Although some online graduate programs in nursing allow students to complete the entirety of the program without visiting the campus, this is not always the case. For example, students at South Dakota State University must visit the campus periodically throughout the course of their studies, whereas those at Mount Marty College are required to participate in two face-to-face seminars each semester. Because of the variance in required campus visits, aspiring NPs who are planning on applying to an online graduate program should thoroughly research their options to decide which type of program schedule is the best fit for their goals and schedules.
Throughout their studies, students in online graduate programs will be required to complete a specific number of preceptor hours before they will be awarded with a degree. Although this number is not always the same, a South Dakota Board of Nursing FAQ sheet asserts that this requirement is usually set around 500 hours, although it is determined by individual certifying and licensing bodies.
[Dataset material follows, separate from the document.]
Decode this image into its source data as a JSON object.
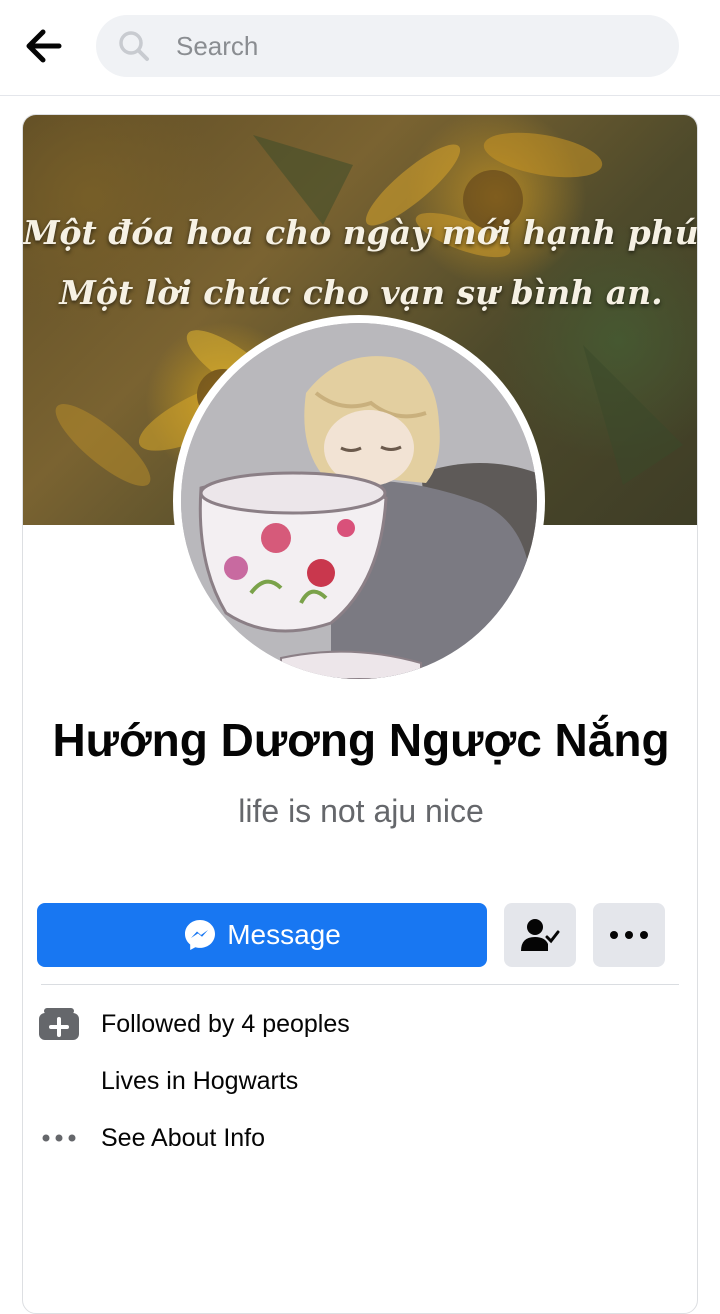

Finally, aspiring NPs in South Dakota should note that the state is considered a ‘reduced practice’ environment by the American Association of Nurse Practitioners (AANP), which means that NPs cannot engage in specific elements of their practice as determined by state laws and regulations. Although this may not be the most important factor for those interested in pursuing a career in this field, it should be one consideration among many for aspiring NPs who intend on practicing within the state of South Dakota.